POST /ai/chat/support-chat
Content-Type: application/json

{
  "messages": [
    { "role": "user", "content": "Where can I see my invoices?" }
  ]
}

// 200 OK
{
  "workspaceName": "support-chat",
  "model": "gpt-4o",
  "content": "Open the Billing section in the side menu…",
  "usage": {
    "inputTokens": 28,
    "outputTokens": 64,
    "estimatedCost": null,
    "costCurrency": null
  },
  "duration": "00:00:01.234"
}

POST /ai/chat/support-chat/stream
Content-Type: application/json

{ "messages": [{ "role": "user", "content": "Summarize Granit.AI in one sentence." }] }

HTTP/1.1 200 OK
Content-Type: text/event-stream

data: {"content":"Granit.AI"}

data: {"content":" gives you"}

data: {"content":" provider-agnostic"}

…

event: usage
data: {"inputTokens":12,"outputTokens":24}

data: [DONE]

If the provider errors after the stream has started, a final event: error is emitted instead of switching the HTTP status code (headers are already flushed):

event: error
data: {"error":"Model 'gpt-4o-mini' not found on provider 'OpenAI'."}

Usage tracking happens after the final chunk for streaming responses — Microsoft.Extensions.AI emits a UsageContent final update which is recorded via IAIUsageRecordFactory and persisted by the usage tracker. ISO 27001 audit + cost monitoring keep working even for streaming traffic.

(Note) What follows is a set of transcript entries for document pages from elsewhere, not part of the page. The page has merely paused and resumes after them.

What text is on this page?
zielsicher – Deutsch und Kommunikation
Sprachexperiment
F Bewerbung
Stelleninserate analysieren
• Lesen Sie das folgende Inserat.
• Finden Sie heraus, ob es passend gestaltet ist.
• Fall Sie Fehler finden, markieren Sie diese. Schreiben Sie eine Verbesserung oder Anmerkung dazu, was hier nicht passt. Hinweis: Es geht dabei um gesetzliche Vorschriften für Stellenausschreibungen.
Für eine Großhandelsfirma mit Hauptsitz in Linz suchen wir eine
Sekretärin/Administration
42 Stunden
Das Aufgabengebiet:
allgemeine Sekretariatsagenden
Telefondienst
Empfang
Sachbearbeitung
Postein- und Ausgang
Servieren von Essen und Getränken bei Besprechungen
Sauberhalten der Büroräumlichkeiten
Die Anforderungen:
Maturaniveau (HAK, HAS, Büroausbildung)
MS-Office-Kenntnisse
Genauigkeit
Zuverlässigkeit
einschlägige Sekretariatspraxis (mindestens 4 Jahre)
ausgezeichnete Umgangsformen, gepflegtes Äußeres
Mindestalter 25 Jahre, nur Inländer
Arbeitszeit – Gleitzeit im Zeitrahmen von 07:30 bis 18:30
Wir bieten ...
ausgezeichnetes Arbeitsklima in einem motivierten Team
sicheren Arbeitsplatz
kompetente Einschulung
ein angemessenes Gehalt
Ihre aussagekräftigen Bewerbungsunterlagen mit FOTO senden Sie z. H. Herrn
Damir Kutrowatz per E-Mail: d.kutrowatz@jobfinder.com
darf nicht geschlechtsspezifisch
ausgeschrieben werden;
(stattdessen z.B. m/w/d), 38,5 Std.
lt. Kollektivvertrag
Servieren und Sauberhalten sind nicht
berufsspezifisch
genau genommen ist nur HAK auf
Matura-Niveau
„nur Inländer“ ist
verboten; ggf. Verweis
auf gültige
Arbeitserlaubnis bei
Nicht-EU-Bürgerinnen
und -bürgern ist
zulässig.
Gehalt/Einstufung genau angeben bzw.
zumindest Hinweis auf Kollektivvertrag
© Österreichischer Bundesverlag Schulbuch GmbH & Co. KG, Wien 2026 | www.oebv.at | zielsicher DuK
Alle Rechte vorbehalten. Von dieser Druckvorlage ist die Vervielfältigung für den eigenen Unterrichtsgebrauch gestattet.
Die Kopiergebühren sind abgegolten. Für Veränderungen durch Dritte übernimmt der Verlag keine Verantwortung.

Embedding generation proxy

Method	Route	Description
`POST`	`/ai/embeddings/{workspaceName}`	Generate embeddings for one or more inputs

POST /ai/embeddings/embeddings
Content-Type: application/json

{ "inputs": ["Hello world", "Granit framework"] }

// 200 OK
{
  "workspaceName": "embeddings",
  "model": "text-embedding-3-small",
  "embeddings": [
    { "index": 0, "vector": [0.0123, -0.0456, ...] },
    { "index": 1, "vector": [0.0789, -0.0012, ...] }
  ],
  "usage": { "inputTokens": 8 }
}

Error handling

All errors follow RFC 7807 (ProblemDetails):

Scenario	HTTP	Maps to
Validation failure	`400`	Auto via `FluentValidationAutoEndpointFilter`
Workspace not found	`404`	`AIWorkspaceNotFoundException`
Duplicate workspace name	`409`	DB unique-constraint violation, caught in `EfAIWorkspaceStore`
System workspace modify/delete	`422`	Immutable-kind guard
Workspace deactivated	`422`	`AIWorkspaceNotActiveException`
Quota exceeded (`Reject` mode)	`429`	`AIQuotaOptions.ExceededBehavior = Reject`
Provider unavailable	`502`	Network/timeout to OpenAI/Azure/Ollama
Streaming provider unavailable	`503`	Service-down during a stream attempt

Validation

All request DTOs are auto-validated via MapGranitGroup:

DTO	Rules
`AIWorkspaceCreateRequest`	`Name`: `^[a-z0-9][a-z0-9-]*$`, max 128; `Provider`/`Model`: required; `Temperature`: 0–2; `MaxOutputTokens` > 0
`AIWorkspaceUpdateRequest`	Same as create (without `Name`); `Activated`: required
`AIChatRequest`	`Messages`: required, max 100; `Role`: `user`/`assistant`/`system`; `Content`: max 128 KB
`AIEmbeddingRequest`	`Inputs`: required, max 50; each max 32 KB

Limits on chat messages and embedding inputs are overridable via AIEndpointsOptions.

Configuration

{
  "AI:Endpoints": {
    "RoutePrefix": "ai",
    "MaxChatMessages": 100,
    "MaxEmbeddingInputs": 50,
    "ProvidersTagName": "AI - Providers",
    "WorkspacesTagName": "AI - Workspaces",
    "UsageTagName": "AI - Usage",
    "InferenceTagName": "AI - Inference"
  }
}

OpenAPI tags split the surface into four logical groups — your generated client can emit AIProvidersApi, AIWorkspacesApi, AIUsageApi, AIInferenceApi instead of one monolithic class.